(a) The professional competence and equality of the parties to an international commercial contract is presumed.
(b) Parties to such contracts may not argue that they were not aware of the significance of the contractual provisions and obligations to which they have agreed.
2 The application of subsection (b) leads e.g. to the consequence that a seller bears the supply risk if the contract with his customer does not contain a provision which provides for a different distribution of the supply risk. Also, the force majeure defense is not available to a party who is facing an increased economic burden of performance unless the contract contains a provision which lists or defines such scenarios as force majeure events.

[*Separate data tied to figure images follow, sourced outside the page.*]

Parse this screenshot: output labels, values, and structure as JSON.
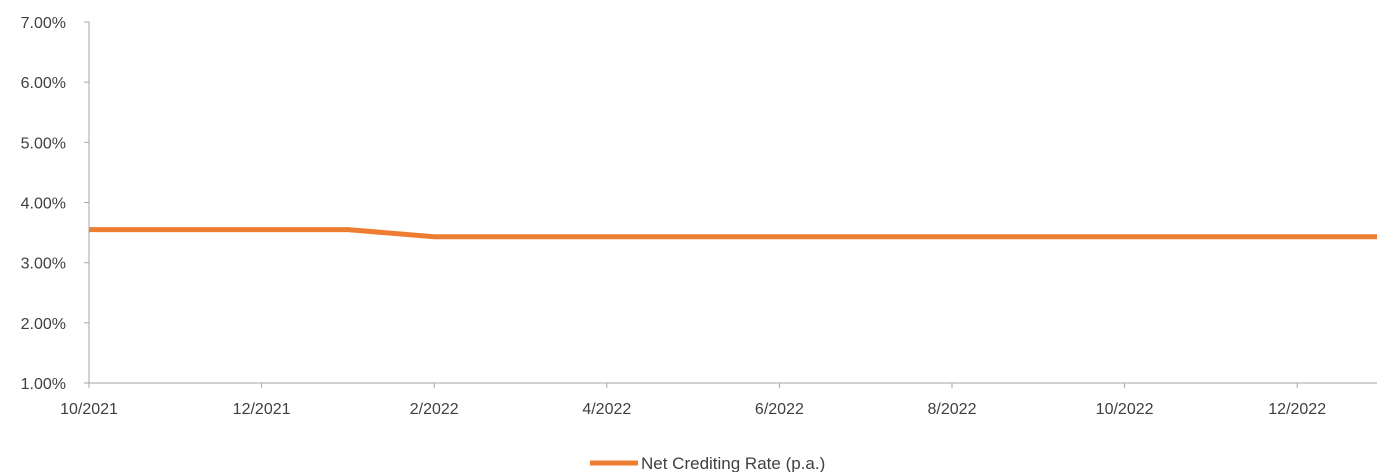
{
  "chart_data": {
    "type": "line",
    "title": "",
    "xlabel": "",
    "ylabel": "",
    "x_tick_labels": [
      "10/2021",
      "12/2021",
      "2/2022",
      "4/2022",
      "6/2022",
      "8/2022",
      "10/2022",
      "12/2022"
    ],
    "y_tick_labels": [
      "1.00%",
      "2.00%",
      "3.00%",
      "4.00%",
      "5.00%",
      "6.00%",
      "7.00%"
    ],
    "ylim": [
      1.0,
      7.0
    ],
    "xlim": [
      "10/2021",
      "1/2023"
    ],
    "grid": false,
    "legend_position": "bottom-center",
    "series": [
      {
        "name": "Net Crediting Rate (p.a.)",
        "color": "#ed7d31",
        "x": [
          "10/2021",
          "11/2021",
          "12/2021",
          "1/2022",
          "2/2022",
          "3/2022",
          "4/2022",
          "5/2022",
          "6/2022",
          "7/2022",
          "8/2022",
          "9/2022",
          "10/2022",
          "11/2022",
          "12/2022",
          "1/2023"
        ],
        "values": [
          3.55,
          3.55,
          3.55,
          3.55,
          3.43,
          3.43,
          3.43,
          3.43,
          3.43,
          3.43,
          3.43,
          3.43,
          3.43,
          3.43,
          3.43,
          3.43
        ]
      }
    ]
  }
}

3 Moreover, international arbitral tribunals are particularly reluctant to accept the hardship defense when there is no gap or lacuna in the contract and when the intent of the parties has been clearly expressed. In these cases, the Principle of pacta sunt servanda prevails. The reason why arbitral tribunals are particularly cautious in these cases is that it is generally much less likely in international commercial transactions that the parties have been unaware of the risk of a remote contingency or unable to formulate it precisely, given their presumed professional sophistication.
4 Subsections (a) and (b) increase the burden of proof for a professional party that intends to avoid a contract for errors in law or fact. As a result of the presumption of Subsection (a), a professional party must carry the consequences of its own mistakes to a wider extent than private, i.e. non-commercial parties.